2.2942 sayılı Kanun'un 10 uncu maddesinin sekizinci fıkrası ile 11 inci ve 12 nci maddeleri

3. Değerlendirme

1.Bölge adliye mahkemelerinin nihai kararlarının bozulması 6100 sayılı Kanun'un 371 inci maddesinde yer alan sebeplerden birinin varlığı hâlinde mümkündür.

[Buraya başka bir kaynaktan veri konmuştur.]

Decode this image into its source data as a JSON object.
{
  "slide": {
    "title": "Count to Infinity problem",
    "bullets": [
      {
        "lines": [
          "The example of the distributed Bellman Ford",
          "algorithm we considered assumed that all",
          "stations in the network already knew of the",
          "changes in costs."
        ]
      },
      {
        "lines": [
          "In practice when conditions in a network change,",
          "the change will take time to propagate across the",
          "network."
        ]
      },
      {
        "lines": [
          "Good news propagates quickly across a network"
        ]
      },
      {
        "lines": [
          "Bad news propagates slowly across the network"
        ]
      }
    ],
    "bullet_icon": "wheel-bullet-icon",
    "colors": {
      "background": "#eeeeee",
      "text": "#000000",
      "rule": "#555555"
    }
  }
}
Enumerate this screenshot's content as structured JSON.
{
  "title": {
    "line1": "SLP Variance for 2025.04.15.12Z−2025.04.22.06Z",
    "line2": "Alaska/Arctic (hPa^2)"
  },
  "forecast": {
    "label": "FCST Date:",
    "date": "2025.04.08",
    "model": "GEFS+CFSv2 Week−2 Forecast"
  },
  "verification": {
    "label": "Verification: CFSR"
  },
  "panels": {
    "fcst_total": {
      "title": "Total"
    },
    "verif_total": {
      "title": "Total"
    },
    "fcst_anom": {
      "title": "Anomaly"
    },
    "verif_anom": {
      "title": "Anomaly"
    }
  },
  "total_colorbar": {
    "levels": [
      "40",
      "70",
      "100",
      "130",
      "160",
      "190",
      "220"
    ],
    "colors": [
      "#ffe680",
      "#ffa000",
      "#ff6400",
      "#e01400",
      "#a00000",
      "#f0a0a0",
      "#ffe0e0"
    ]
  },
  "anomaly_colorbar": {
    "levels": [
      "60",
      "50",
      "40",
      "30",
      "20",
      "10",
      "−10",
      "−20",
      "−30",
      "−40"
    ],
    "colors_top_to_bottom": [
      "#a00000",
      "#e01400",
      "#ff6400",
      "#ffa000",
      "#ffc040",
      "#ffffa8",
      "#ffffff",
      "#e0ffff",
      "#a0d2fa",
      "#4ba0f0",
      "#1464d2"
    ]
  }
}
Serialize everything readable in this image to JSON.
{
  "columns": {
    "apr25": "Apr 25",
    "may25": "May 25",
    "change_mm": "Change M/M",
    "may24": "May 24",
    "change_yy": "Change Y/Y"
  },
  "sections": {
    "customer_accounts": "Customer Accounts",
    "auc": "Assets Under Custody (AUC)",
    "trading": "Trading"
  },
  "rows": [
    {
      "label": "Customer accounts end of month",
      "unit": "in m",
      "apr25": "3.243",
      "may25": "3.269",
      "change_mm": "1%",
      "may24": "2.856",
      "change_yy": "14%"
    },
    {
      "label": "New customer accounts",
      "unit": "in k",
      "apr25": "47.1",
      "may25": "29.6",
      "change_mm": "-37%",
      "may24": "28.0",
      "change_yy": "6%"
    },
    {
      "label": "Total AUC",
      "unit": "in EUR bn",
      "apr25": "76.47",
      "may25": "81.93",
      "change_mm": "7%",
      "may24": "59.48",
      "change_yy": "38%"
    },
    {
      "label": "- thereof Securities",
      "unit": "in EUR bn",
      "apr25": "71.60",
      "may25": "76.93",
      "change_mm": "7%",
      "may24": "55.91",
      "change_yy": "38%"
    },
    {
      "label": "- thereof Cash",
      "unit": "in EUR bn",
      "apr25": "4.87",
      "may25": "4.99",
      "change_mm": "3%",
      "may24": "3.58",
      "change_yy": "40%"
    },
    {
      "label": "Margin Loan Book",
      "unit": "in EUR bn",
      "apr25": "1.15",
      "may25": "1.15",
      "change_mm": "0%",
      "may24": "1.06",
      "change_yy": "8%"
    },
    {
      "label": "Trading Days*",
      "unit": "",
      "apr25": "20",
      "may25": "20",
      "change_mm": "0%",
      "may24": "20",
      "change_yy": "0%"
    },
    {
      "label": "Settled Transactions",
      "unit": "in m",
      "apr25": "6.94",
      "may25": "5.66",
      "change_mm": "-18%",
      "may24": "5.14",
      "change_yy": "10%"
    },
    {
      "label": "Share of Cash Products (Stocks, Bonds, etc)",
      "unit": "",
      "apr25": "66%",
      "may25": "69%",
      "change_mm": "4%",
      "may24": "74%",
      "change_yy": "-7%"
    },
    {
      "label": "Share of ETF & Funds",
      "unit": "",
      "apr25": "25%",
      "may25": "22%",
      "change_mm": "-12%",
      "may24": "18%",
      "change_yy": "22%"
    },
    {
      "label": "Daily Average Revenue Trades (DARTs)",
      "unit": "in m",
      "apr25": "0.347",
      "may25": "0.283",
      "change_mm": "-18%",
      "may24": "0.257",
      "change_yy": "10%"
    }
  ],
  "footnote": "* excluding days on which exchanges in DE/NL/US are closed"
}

2.Temyizen incelenen karar, tarafların karşılıklı iddia ve savunmalarına, dayandıkları belgelere, uyuşmazlığa uygulanması gereken hukuk kuralları ile hukuki ilişkinin nitelendirilmesine, dava şartlarına, yargılama ve ispat kuralları ile kararda belirtilen gerekçelere göre usul ve kanuna uygun olup temyiz dilekçesinde ileri sürülen nedenler kararın bozulmasını gerektirecek nitelikte görülmemiştir.

VI. KARAR

Açıklanan sebeplerle;

1.Bölge Adliye Mahkemesince verilen 14.11.2022 tarihli ek kararın ORTADAN KALDIRILMASINA,

2.Davalı vekilinin temyiz itirazları yerinde olmadığından usul ve yasaya uygun olunan Bölge Adliye Mahkemesi kararının 6100 sayılı Kanun'un 370 inci maddesinin birinci fıkrası uyarınca ONANMASINA,

Davalıdan peşin alınan temyiz harcının Hazineye irat kaydedilmesine,

Dosyanın İlk Derece Mahkemesine, kararın bir örneğinin Bölge Adliye Mahkemesine gönderilmesine,

08.06.2023 tarihinde oy birliğiyle karar verildi.